By the late 1920s buyers’preferences began to shift again, this time towards luxury items such as jewelry and fine clothing. The homemade Christmas gifts of the mid-nineteenth century had satisfied people’s basic needs. Now, consumers were expected to familiarize themselves with the tastes, and discover the secret desires, of each person for whom they bought gifts. In order to aid shoppers in this stressful mental exercise, retailers came up with a new idea: gift certificates.

Financing Christmas
The increasing commercialization of Christmas affected American saving and spending habits. By the early twentieth century many employers offered their workers a special CHRISTMAS BONUS. This token addition to their regular wages helped workers to participate in the new, materialist Christmas. As this participation still strained the budgets of many working people, CHRISTMAS CLUBS sprang up to help them save money throughout the year in order to finance a December spending spree.

Conclusion
America’s Christmas spending habits were established during the early twentieth century. As the United States became an affluent nation, Americans began to celebrate Christmas by spending large sums of money. Some point out, however, that America’s Christmas consumption habits merely reflect her year-round consumption habits, which are extravagant by world standards. The average citizen of Vietnam earned $360 in 2000. Compare that with the $1,161 the average American family planned to spend on Christmas gifts alone in the same year. Other affluent nations also celebrate materially extravagant Christmases. For most Japanese, Christmas is neither a traditional folk holiday nor a religious holiday, yet they spent $7.5 billion for Christmas presents in 1993.
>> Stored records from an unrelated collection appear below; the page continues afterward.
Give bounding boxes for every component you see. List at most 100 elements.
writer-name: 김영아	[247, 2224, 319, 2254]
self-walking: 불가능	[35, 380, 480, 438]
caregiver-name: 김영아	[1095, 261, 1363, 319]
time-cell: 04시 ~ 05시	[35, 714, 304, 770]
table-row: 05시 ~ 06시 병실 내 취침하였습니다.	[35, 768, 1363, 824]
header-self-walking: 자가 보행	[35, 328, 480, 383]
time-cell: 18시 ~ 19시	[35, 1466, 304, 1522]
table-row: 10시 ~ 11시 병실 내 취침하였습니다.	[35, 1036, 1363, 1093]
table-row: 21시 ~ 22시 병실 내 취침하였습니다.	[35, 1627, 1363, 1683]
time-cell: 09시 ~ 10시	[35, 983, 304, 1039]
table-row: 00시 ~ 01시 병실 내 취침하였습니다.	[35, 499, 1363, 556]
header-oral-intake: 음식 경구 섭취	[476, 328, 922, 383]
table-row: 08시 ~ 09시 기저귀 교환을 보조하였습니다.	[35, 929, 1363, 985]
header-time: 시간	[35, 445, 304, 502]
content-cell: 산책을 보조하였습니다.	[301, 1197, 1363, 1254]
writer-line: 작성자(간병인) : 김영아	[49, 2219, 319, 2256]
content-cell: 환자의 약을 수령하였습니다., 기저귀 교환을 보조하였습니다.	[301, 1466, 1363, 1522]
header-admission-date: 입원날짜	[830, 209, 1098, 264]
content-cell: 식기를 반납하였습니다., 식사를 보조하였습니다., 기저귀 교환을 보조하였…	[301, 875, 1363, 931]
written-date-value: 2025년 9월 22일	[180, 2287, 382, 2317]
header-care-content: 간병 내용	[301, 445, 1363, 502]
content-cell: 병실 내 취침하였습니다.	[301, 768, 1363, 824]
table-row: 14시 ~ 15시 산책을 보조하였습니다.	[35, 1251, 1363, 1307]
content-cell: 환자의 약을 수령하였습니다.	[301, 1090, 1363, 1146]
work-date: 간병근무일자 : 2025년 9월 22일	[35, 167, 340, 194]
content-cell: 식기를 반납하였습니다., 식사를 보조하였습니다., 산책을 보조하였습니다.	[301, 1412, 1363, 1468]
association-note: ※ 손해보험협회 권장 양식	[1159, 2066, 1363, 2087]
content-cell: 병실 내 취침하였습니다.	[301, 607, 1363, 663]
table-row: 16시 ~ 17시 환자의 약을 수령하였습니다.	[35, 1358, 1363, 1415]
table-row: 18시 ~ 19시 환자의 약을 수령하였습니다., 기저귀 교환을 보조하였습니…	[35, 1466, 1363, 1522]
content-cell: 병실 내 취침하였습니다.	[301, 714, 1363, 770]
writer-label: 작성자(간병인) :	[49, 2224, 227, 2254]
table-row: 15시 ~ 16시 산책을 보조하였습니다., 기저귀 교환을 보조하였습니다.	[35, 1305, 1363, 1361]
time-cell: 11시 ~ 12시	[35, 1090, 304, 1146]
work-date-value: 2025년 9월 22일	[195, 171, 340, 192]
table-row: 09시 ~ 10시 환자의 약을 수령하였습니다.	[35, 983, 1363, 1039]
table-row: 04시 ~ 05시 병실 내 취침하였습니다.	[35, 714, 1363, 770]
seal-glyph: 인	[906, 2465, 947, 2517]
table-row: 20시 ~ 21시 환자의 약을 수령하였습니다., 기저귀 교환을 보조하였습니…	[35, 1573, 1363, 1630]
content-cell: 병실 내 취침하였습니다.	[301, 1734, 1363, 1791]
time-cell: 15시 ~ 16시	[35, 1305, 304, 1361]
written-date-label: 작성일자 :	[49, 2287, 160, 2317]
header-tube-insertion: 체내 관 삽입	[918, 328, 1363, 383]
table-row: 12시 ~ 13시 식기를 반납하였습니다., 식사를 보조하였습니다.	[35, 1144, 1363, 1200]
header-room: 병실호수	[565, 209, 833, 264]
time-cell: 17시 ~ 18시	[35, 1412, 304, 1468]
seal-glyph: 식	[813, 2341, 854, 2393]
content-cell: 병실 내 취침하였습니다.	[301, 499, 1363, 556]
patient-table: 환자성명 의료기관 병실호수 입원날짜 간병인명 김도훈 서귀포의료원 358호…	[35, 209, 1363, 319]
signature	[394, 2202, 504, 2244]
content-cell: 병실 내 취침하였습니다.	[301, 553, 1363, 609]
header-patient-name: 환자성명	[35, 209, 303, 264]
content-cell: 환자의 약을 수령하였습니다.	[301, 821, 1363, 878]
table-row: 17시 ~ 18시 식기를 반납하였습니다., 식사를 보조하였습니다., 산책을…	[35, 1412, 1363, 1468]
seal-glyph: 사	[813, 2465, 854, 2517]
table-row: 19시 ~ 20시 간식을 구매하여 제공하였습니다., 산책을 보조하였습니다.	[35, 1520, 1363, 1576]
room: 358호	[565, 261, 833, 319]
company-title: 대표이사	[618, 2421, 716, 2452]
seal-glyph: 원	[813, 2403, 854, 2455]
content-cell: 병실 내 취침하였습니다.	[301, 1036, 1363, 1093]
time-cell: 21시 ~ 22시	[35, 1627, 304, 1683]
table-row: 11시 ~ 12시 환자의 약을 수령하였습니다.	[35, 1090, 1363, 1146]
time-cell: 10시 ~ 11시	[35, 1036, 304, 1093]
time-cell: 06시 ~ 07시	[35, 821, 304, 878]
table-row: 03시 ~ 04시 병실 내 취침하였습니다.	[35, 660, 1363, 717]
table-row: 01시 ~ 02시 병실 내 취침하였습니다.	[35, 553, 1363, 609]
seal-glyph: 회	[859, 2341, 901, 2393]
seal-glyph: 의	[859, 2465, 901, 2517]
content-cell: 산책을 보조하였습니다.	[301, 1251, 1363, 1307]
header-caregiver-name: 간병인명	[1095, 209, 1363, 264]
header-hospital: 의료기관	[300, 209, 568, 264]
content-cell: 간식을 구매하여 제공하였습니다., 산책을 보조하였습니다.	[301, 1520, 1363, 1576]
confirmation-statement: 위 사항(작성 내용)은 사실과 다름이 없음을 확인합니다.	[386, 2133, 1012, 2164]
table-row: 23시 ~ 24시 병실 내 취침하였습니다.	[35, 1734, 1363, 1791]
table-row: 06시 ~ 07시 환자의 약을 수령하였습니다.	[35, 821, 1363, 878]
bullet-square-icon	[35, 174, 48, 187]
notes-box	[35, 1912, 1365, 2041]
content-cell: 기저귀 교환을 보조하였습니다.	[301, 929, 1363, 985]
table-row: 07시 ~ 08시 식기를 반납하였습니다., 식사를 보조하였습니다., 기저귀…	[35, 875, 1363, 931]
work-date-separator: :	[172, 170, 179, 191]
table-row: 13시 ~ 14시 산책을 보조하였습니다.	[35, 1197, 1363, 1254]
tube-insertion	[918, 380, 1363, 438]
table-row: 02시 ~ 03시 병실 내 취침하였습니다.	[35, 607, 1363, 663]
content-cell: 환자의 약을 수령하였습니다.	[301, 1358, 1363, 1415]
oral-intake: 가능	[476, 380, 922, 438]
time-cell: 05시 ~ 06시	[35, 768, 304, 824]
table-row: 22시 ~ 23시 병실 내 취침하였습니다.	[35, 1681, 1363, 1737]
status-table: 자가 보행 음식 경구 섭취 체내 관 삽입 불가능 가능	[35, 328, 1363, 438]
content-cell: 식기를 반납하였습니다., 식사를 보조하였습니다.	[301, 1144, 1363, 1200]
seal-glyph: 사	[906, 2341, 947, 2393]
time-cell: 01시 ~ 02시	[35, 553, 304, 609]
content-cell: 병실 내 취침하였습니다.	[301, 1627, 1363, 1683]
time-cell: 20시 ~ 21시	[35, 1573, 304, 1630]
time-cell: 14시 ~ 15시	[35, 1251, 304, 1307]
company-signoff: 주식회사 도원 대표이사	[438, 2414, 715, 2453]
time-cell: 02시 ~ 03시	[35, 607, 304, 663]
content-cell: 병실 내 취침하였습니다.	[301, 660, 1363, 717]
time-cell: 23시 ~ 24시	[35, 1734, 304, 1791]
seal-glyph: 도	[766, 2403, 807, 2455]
Many people have grown dissatisfied with the materialistic customs that characterize contemporary Christmas celebrations. In a 2002 survey, over seventy percent of Americans questioned said that they would like to reduce their Christmas spending and gift giving. Religious organizations, consumer advocates, and groups within the voluntary simplicity movement are supporting their followers in this endeavor.